I'm not sure who said the above quote, but I think it's fitting. This post may be a big jumbled mess, there's a lot on my mind, but I want to get it all out.

We went to a wonderful Autism Carnival a couple of weekends ago. It was a fabulous event put on by a great organization that supports causes like autism, cancer, etc... It was very "autism-friendly" with lots of sensory activities for the kids. My son spent most of his time in the bounce houses, especially the ones with big slides at the end. But as happy as the day was, it proved to be a giant eye-opener also. There was booth after booth with items for sale such as sensory toys and autism awareness bumper stickers, and others with information on therapy, safety, and support groups. I've been to many fairs before where there were booths (I secretly love them), but this time was different.

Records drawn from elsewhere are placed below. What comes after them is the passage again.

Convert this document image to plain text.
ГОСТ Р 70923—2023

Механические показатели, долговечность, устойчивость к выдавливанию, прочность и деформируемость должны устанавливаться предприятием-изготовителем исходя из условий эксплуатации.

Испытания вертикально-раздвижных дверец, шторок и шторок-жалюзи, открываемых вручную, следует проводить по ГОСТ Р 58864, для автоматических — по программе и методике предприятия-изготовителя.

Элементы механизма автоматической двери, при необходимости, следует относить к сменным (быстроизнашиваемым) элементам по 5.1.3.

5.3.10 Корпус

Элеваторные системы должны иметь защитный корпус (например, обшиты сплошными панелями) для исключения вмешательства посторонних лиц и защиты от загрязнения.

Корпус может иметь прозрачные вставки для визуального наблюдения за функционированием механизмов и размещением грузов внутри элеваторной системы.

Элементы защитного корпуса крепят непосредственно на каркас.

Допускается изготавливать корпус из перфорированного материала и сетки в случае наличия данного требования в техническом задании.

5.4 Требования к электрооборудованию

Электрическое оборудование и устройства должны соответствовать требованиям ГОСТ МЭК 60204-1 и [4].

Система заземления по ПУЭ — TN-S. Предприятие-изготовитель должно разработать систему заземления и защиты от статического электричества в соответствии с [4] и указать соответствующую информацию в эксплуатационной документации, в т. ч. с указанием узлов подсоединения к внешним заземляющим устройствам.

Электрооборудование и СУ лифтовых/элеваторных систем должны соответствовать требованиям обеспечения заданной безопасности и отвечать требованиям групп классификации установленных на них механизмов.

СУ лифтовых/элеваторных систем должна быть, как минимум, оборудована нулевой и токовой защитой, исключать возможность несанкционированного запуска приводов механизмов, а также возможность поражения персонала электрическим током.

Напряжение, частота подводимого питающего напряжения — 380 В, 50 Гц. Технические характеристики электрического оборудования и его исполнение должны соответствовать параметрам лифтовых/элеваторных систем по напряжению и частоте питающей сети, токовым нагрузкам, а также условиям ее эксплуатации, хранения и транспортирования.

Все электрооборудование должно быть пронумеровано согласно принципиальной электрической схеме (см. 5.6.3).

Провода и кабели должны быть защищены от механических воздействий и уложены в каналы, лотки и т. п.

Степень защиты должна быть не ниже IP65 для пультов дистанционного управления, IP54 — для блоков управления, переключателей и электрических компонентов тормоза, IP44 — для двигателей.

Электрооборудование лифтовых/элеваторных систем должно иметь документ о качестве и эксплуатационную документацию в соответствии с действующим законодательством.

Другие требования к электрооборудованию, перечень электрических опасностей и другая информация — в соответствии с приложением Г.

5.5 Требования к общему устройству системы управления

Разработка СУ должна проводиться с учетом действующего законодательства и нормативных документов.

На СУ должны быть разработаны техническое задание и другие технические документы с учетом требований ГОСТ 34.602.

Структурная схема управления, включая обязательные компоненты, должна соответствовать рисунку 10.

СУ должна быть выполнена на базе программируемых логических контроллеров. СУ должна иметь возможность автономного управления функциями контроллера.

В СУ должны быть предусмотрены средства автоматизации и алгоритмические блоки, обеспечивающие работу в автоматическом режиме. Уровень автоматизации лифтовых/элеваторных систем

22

I wasn't looking at candles, jewelry, housewares, or the "normal" things you might find at an outdoor event like this one, but things to help my autistic son, and us, deal with, well, living with autism! It hit both my husband and I that we have entered a new world, and this is now the kind of stuff that we look at and learn about. There is a whole new vocabulary to learn with words like...stimming, biomedical treatment, ABA therapy, sensory processing, Floortime, autistic rages........the list goes on and on and on. But we are dedicated to helping our son in any way possible. When we could tell our son was going to start melting down, we quickly headed for the car. But the excitement of the day was already too much and we listened to him scream the entire ride home. It was the first time that I have felt that heaviness for awhile, and I am preparing myself for another event coming up soon...

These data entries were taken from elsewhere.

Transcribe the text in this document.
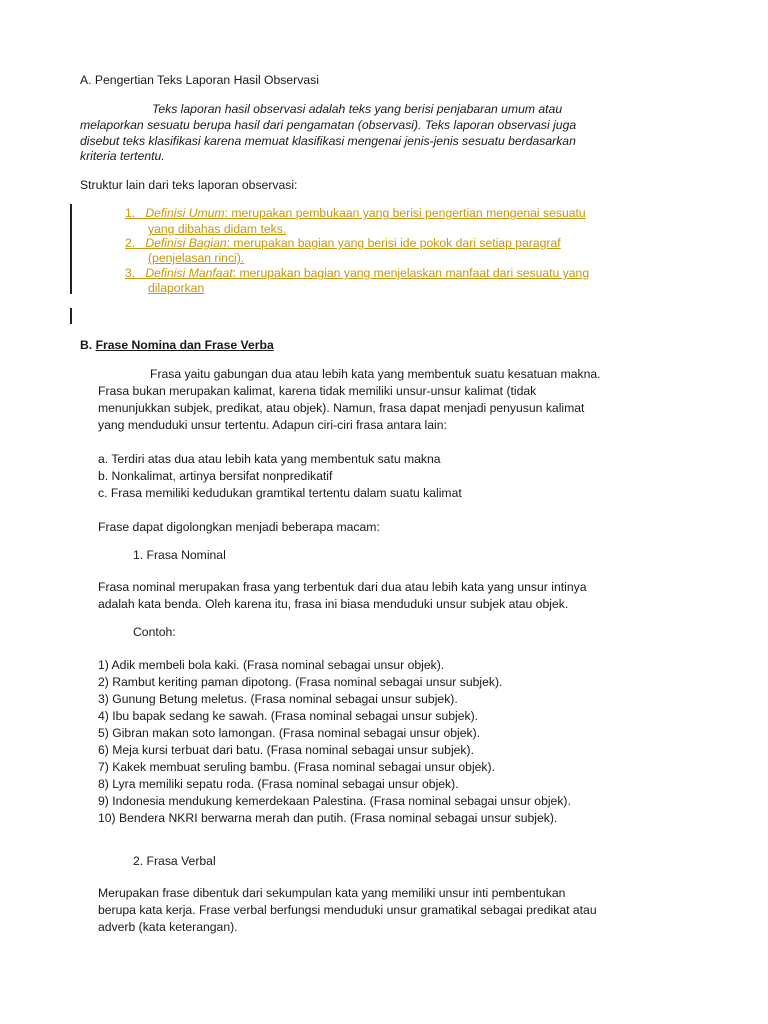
A. Pengertian Teks Laporan Hasil Observasi
Teks laporan hasil observasi adalah teks yang berisi penjabaran umum atau
melaporkan sesuatu berupa hasil dari pengamatan (observasi). Teks laporan observasi juga
disebut teks klasifikasi karena memuat klasifikasi mengenai jenis-jenis sesuatu berdasarkan
kriteria tertentu.
Struktur lain dari teks laporan observasi:
1. Definisi Umum: merupakan pembukaan yang berisi pengertian mengenai sesuatu
yang dibahas didam teks.
2. Definisi Bagian: merupakan bagian yang berisi ide pokok dari setiap paragraf
(penjelasan rinci).
3. Definisi Manfaat: merupakan bagian yang menjelaskan manfaat dari sesuatu yang
dilaporkan
B. Frase Nomina dan Frase Verba
Frasa yaitu gabungan dua atau lebih kata yang membentuk suatu kesatuan makna.
Frasa bukan merupakan kalimat, karena tidak memiliki unsur-unsur kalimat (tidak
menunjukkan subjek, predikat, atau objek). Namun, frasa dapat menjadi penyusun kalimat
yang menduduki unsur tertentu. Adapun ciri-ciri frasa antara lain:
a. Terdiri atas dua atau lebih kata yang membentuk satu makna
b. Nonkalimat, artinya bersifat nonpredikatif
c. Frasa memiliki kedudukan gramtikal tertentu dalam suatu kalimat
Frase dapat digolongkan menjadi beberapa macam:
1. Frasa Nominal
Frasa nominal merupakan frasa yang terbentuk dari dua atau lebih kata yang unsur intinya
adalah kata benda. Oleh karena itu, frasa ini biasa menduduki unsur subjek atau objek.
Contoh:
1) Adik membeli bola kaki. (Frasa nominal sebagai unsur objek).
2) Rambut keriting paman dipotong. (Frasa nominal sebagai unsur subjek).
3) Gunung Betung meletus. (Frasa nominal sebagai unsur subjek).
4) Ibu bapak sedang ke sawah. (Frasa nominal sebagai unsur subjek).
5) Gibran makan soto lamongan. (Frasa nominal sebagai unsur objek).
6) Meja kursi terbuat dari batu. (Frasa nominal sebagai unsur subjek).
7) Kakek membuat seruling bambu. (Frasa nominal sebagai unsur objek).
8) Lyra memiliki sepatu roda. (Frasa nominal sebagai unsur objek).
9) Indonesia mendukung kemerdekaan Palestina. (Frasa nominal sebagai unsur objek).
10) Bendera NKRI berwarna merah dan putih. (Frasa nominal sebagai unsur subjek).
2. Frasa Verbal
Merupakan frase dibentuk dari sekumpulan kata yang memiliki unsur inti pembentukan
berupa kata kerja. Frase verbal berfungsi menduduki unsur gramatikal sebagai predikat atau
adverb (kata keterangan).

We decided to have our son tested by a pediatric psychologist for a full diagnosis. So far, his "labels" have been given to us by pediatricians and occupational therapists. He has gone through all three testing days (the first - just watching him play while interviewing us, the second - an IQ test where he had to put together puzzles, finish patterns, and match shapes, etc..., and the third where the psychologist got on the floor and played with him to see where his social and imaginative skills are. Actually, I guess this last test measures over 70 different areas), and my husband and I have filled out yet another mountain of paperwork. Well, we go back for all of the results next week. The doctor said to plan on at least an hour and a half...that's a lot of results to go over! We know that this will be the entire report about our son...which can include other things, not just his autism. It's one thing living it day after day, and another hearing it.

You know what, I think I will end this post here and start a new post, or 2, for my other "subjects." I promise I've got some good stuff to report also! But this feels like quite enough for now. By the way, my beautiful son is sitting next to me as I type playing games on the iPad (love that thing!) which he has started playing upside down (the iPad that is, not him.) :) Maybe I need to get his eyes checked too?!?!